Ruido: amenaza silenciosa
De una nota periodística publicada en el diario barranquillero El Heraldo he tomado el título de esta columna por encontrarlo el más apropiado y sugestivo para ocuparme de la afrenta que conlleva la contaminación auditiva, a la cual no escapa para nada el Huila, en especial su capital, Neiva.
Un rápido vistazo sobre el particular nos enseña que desde el 2007 el 3 de marzo se ha clasificado como el Día Internacional de la Audición, según la Organización Mundial de la Salud. Ello porque se requiere una audición segura para disminuir el número de casos de pérdidas auditivas que se dan por los altos niveles de ruido. Y más. En Colombia, indican fuentes oficiales, cerca de cinco millones de personas tienen problemas de audición. Específicamente entre la población laboral, que oscila entre los 25 y 50 años de edad, la prevalencia de pérdida de audición por el ruido es del 14%; en el mundo 360 millones de pobladores también son víctimas de este mal.

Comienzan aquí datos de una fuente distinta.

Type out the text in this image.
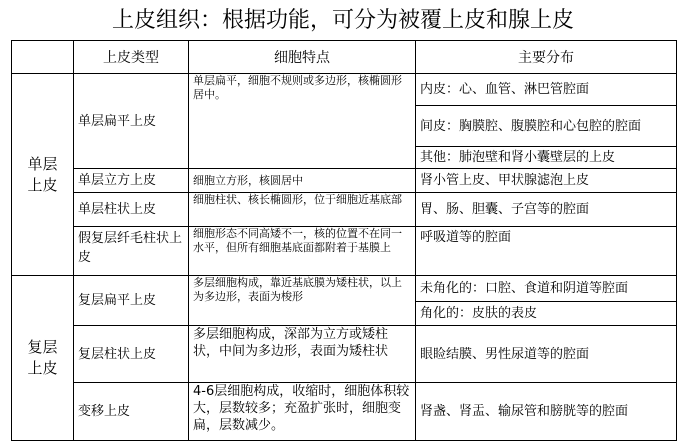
上皮组织：根据功能，可分为被覆上皮和腺上皮
	上皮类型	细胞特点	主要分布
单层
上皮	单层扁平上皮	单层扁平，细胞不规则或多边形，核椭圆形居中。	内皮：心、血管、淋巴管腔面
			间皮：胸膜腔、腹膜腔和心包腔的腔面
			其他：肺泡壁和肾小囊壁层的上皮
	单层立方上皮	细胞立方形，核圆居中	肾小管上皮、甲状腺滤泡上皮
	单层柱状上皮	细胞柱状、核长椭圆形，位于细胞近基底部	胃、肠、胆囊、子宫等的腔面
	假复层纤毛柱状上皮	细胞形态不同高矮不一，核的位置不在同一水平，但所有细胞基底面都附着于基膜上	呼吸道等的腔面
复层
上皮	复层扁平上皮	多层细胞构成，靠近基底膜为矮柱状，以上为多边形，表面为梭形	未角化的：口腔、食道和阴道等腔面
			角化的：皮肤的表皮
	复层柱状上皮	多层细胞构成，深部为立方或矮柱状，中间为多边形，表面为矮柱状	眼睑结膜、男性尿道等的腔面
	变移上皮	4-6层细胞构成，收缩时，细胞体积较大，层数较多；充盈扩张时，细胞变扁，层数减少。	肾盏、肾盂、输尿管和膀胱等的腔面
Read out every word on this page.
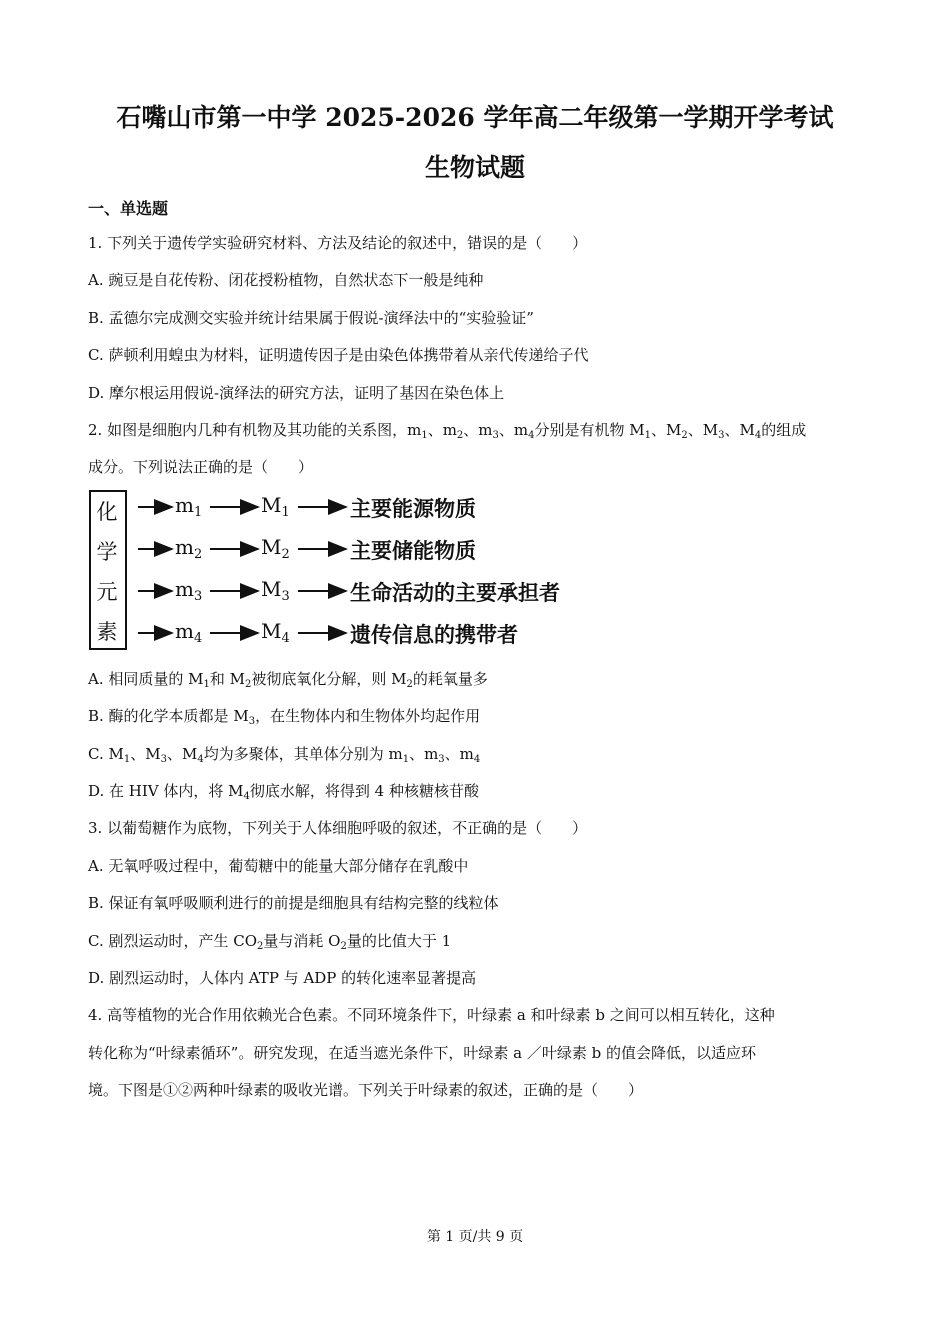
石嘴山市第一中学 2025-2026 学年高二年级第一学期开学考试
生物试题
一、单选题
1. 下列关于遗传学实验研究材料、方法及结论的叙述中，错误的是（　　）
A. 豌豆是自花传粉、闭花授粉植物，自然状态下一般是纯种
B. 孟德尔完成测交实验并统计结果属于假说-演绎法中的“实验验证”
C. 萨顿利用蝗虫为材料，证明遗传因子是由染色体携带着从亲代传递给子代
D. 摩尔根运用假说-演绎法的研究方法，证明了基因在染色体上
2. 如图是细胞内几种有机物及其功能的关系图，$m_1$、$m_2$、$m_3$、$m_4$分别是有机物 $M_1$、$M_2$、$M_3$、$M_4$的组成
成分。下列说法正确的是（　　）
化
学
元
素
$m_1$	$M_1$	主要能源物质
$m_2$	$M_2$	主要储能物质
$m_3$	$M_3$	生命活动的主要承担者
$m_4$	$M_4$	遗传信息的携带者
A. 相同质量的 $M_1$和 $M_2$被彻底氧化分解，则 $M_2$的耗氧量多
B. 酶的化学本质都是 $M_3$，在生物体内和生物体外均起作用
C. $M_1$、$M_3$、$M_4$均为多聚体，其单体分别为 $m_1$、$m_3$、$m_4$
D. 在 HIV 体内，将 $M_4$彻底水解，将得到 4 种核糖核苷酸
3. 以葡萄糖作为底物，下列关于人体细胞呼吸的叙述，不正确的是（　　）
A. 无氧呼吸过程中，葡萄糖中的能量大部分储存在乳酸中
B. 保证有氧呼吸顺利进行的前提是细胞具有结构完整的线粒体
C. 剧烈运动时，产生 $CO_2$量与消耗 $O_2$量的比值大于 1
D. 剧烈运动时，人体内 ATP 与 ADP 的转化速率显著提高
4. 高等植物的光合作用依赖光合色素。不同环境条件下，叶绿素 a 和叶绿素 b 之间可以相互转化，这种
转化称为“叶绿素循环”。研究发现，在适当遮光条件下，叶绿素 a ／叶绿素 b 的值会降低，以适应环
境。下图是①②两种叶绿素的吸收光谱。下列关于叶绿素的叙述，正确的是（　　）
第 1 页/共 9 页
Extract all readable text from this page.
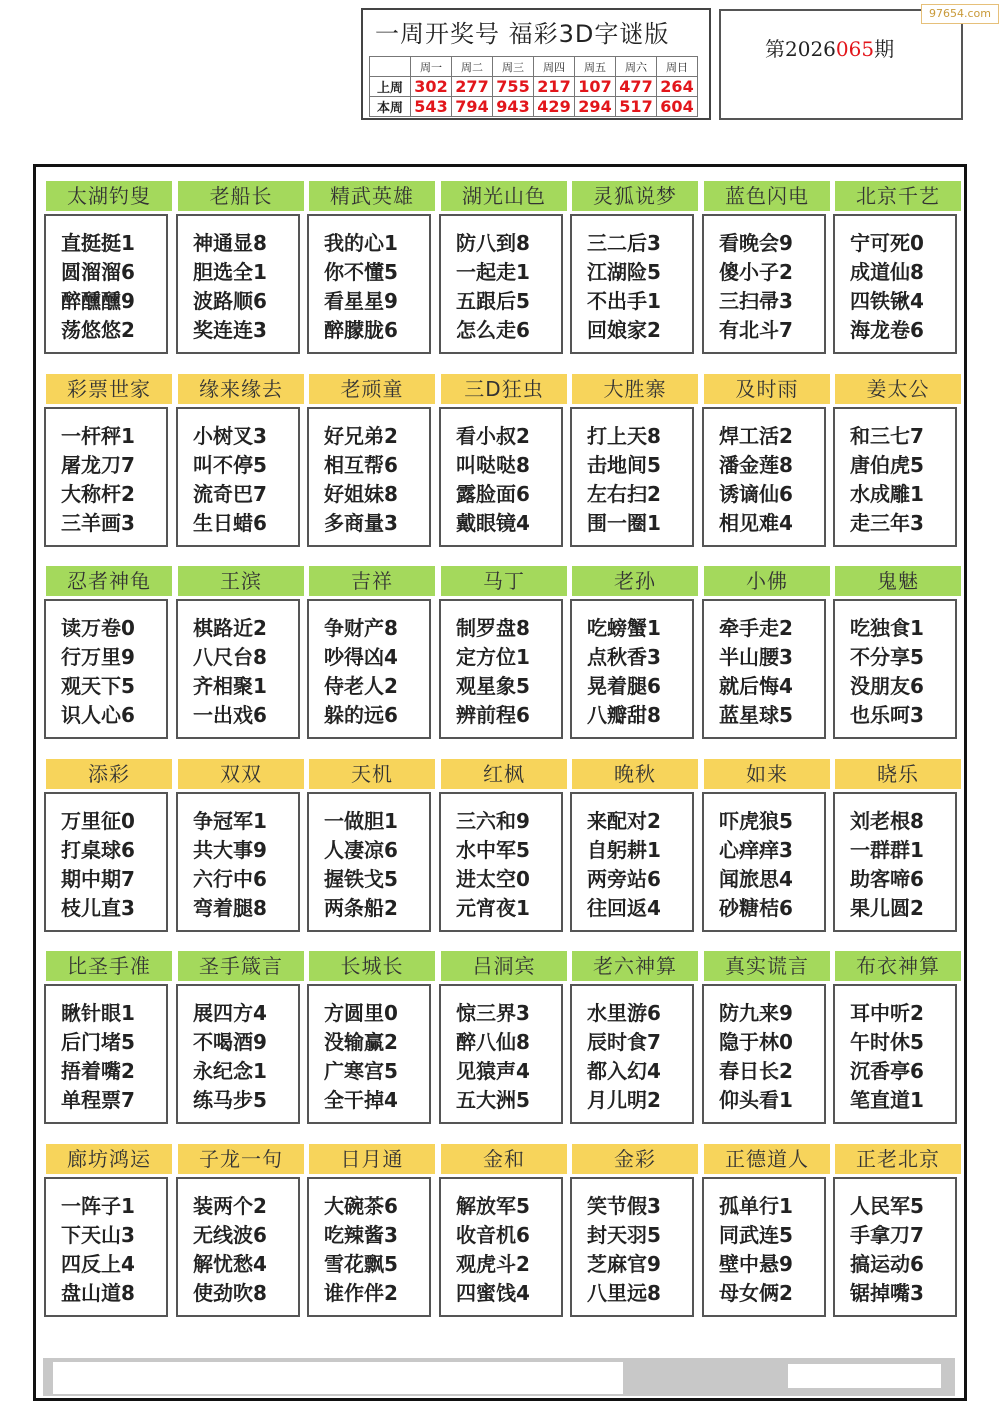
一周开奖号 福彩3D字谜版
	周一	周二	周三	周四	周五	周六	周日
上周	302	277	755	217	107	477	264
本周	543	794	943	429	294	517	604
第2026065期
97654.com
太湖钓叟
直挺挺1
圆溜溜6
醉醺醺9
荡悠悠2
老船长
神通显8
胆选全1
波路顺6
奖连连3
精武英雄
我的心1
你不懂5
看星星9
醉朦胧6
湖光山色
防八到8
一起走1
五跟后5
怎么走6
灵狐说梦
三二后3
江湖险5
不出手1
回娘家2
蓝色闪电
看晚会9
傻小子2
三扫帚3
有北斗7
北京千艺
宁可死0
成道仙8
四铁锹4
海龙卷6
彩票世家
一杆秤1
屠龙刀7
大称杆2
三羊画3
缘来缘去
小树叉3
叫不停5
流奇巴7
生日蜡6
老顽童
好兄弟2
相互帮6
好姐妹8
多商量3
三D狂虫
看小叔2
叫哒哒8
露脸面6
戴眼镜4
大胜寨
打上天8
击地间5
左右扫2
围一圈1
及时雨
焊工活2
潘金莲8
诱谪仙6
相见难4
姜太公
和三七7
唐伯虎5
水成雕1
走三年3
忍者神龟
读万卷0
行万里9
观天下5
识人心6
王滨
棋路近2
八尺台8
齐相聚1
一出戏6
吉祥
争财产8
吵得凶4
侍老人2
躲的远6
马丁
制罗盘8
定方位1
观星象5
辨前程6
老孙
吃螃蟹1
点秋香3
晃着腿6
八瓣甜8
小佛
牵手走2
半山腰3
就后悔4
蓝星球5
鬼魅
吃独食1
不分享5
没朋友6
也乐呵3
添彩
万里征0
打桌球6
期中期7
枝儿直3
双双
争冠军1
共大事9
六行中6
弯着腿8
天机
一做胆1
人凄凉6
握铁戈5
两条船2
红枫
三六和9
水中军5
进太空0
元宵夜1
晚秋
来配对2
自躬耕1
两旁站6
往回返4
如来
吓虎狼5
心痒痒3
闻旅思4
砂糖桔6
晓乐
刘老根8
一群群1
助客啼6
果儿圆2
比圣手准
瞅针眼1
后门堵5
捂着嘴2
单程票7
圣手箴言
展四方4
不喝酒9
永纪念1
练马步5
长城长
方圆里0
没输赢2
广寒宫5
全干掉4
吕洞宾
惊三界3
醉八仙8
见猿声4
五大洲5
老六神算
水里游6
辰时食7
都入幻4
月儿明2
真实谎言
防九来9
隐于林0
春日长2
仰头看1
布衣神算
耳中听2
午时休5
沉香亭6
笔直道1
廊坊鸿运
一阵子1
下天山3
四反上4
盘山道8
子龙一句
装两个2
无线波6
解忧愁4
使劲吹8
日月通
大碗茶6
吃辣酱3
雪花飘5
谁作伴2
金和
解放军5
收音机6
观虎斗2
四蜜饯4
金彩
笑节假3
封天羽5
芝麻官9
八里远8
正德道人
孤单行1
同武连5
壁中悬9
母女俩2
正老北京
人民军5
手拿刀7
搞运动6
锯掉嘴3
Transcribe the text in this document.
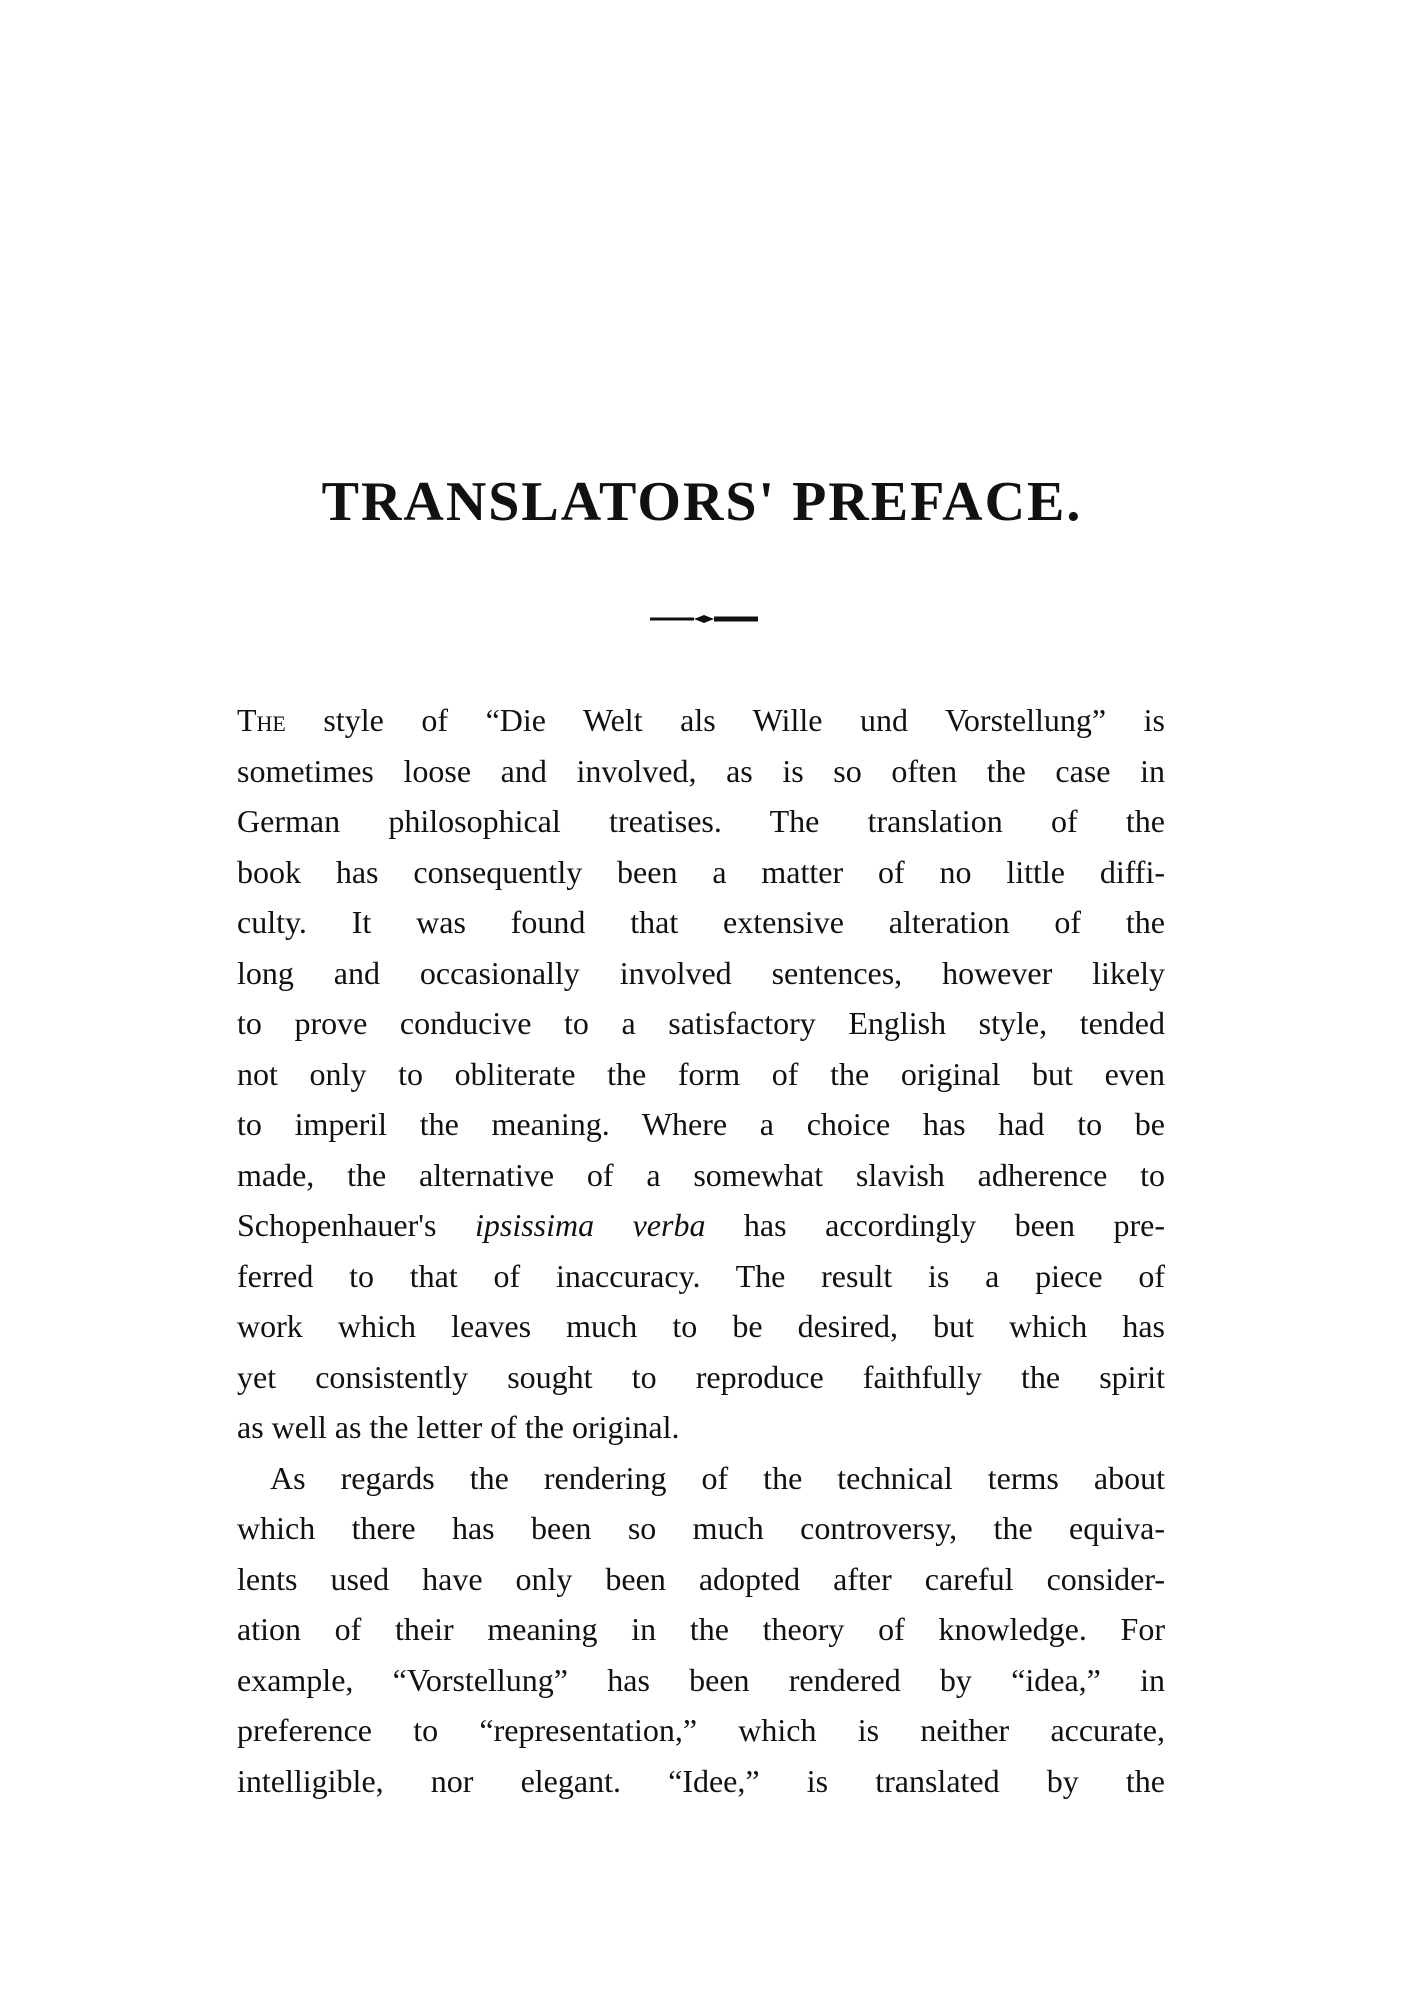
TRANSLATORS' PREFACE.

The style of “Die Welt als Wille und Vorstellung” is
sometimes loose and involved, as is so often the case in
German philosophical treatises. The translation of the
book has consequently been a matter of no little diffi-
culty. It was found that extensive alteration of the
long and occasionally involved sentences, however likely
to prove conducive to a satisfactory English style, tended
not only to obliterate the form of the original but even
to imperil the meaning. Where a choice has had to be
made, the alternative of a somewhat slavish adherence to
Schopenhauer's ipsissima verba has accordingly been pre-
ferred to that of inaccuracy. The result is a piece of
work which leaves much to be desired, but which has
yet consistently sought to reproduce faithfully the spirit
as well as the letter of the original.

As regards the rendering of the technical terms about
which there has been so much controversy, the equiva-
lents used have only been adopted after careful consider-
ation of their meaning in the theory of knowledge. For
example, “Vorstellung” has been rendered by “idea,” in
preference to “representation,” which is neither accurate,
intelligible, nor elegant. “Idee,” is translated by the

Ahora bien, nuestra legislación ha establecido que, por ejemplo, en las zonas comerciales e industriales el máximo permitido es de 70 decibeles. Se sabe que los decibeles están relacionados con la capacidad de resistencia del oído al ruido, esto es, lo máximo que puede soportar. Agregar que el exceso de ruido produce alteraciones de la salud, de la tranquilidad, del bienestar; generando estrés, ansiedad, depresión y cambios de comportamiento, llegando a conductas agresivas.
Para redondear lo expuesto significar que la Alcaldía de Neiva hizo bien al limpiar la carrera quinta de vendedores estacionarios y ambulantes ilegales, pero hoy pareciera que el remedio fue peor que la enfermedad, como se dice coloquialmente. ¿Por qué?. Por los extravagantes, repugnantes e insoportables niveles de ruido que se perciben entre las calles séptima y décima de ese sector. Y qué decir de la Plaza Cívica, para citar sólo dos casos.
Se impone, Señor Alcalde, autoridad, pedagogía y correctivos para evitar tanto ruido y hacer amable el tránsito por esas áreas de la ciudad. Todo por el bienestar ciudadano.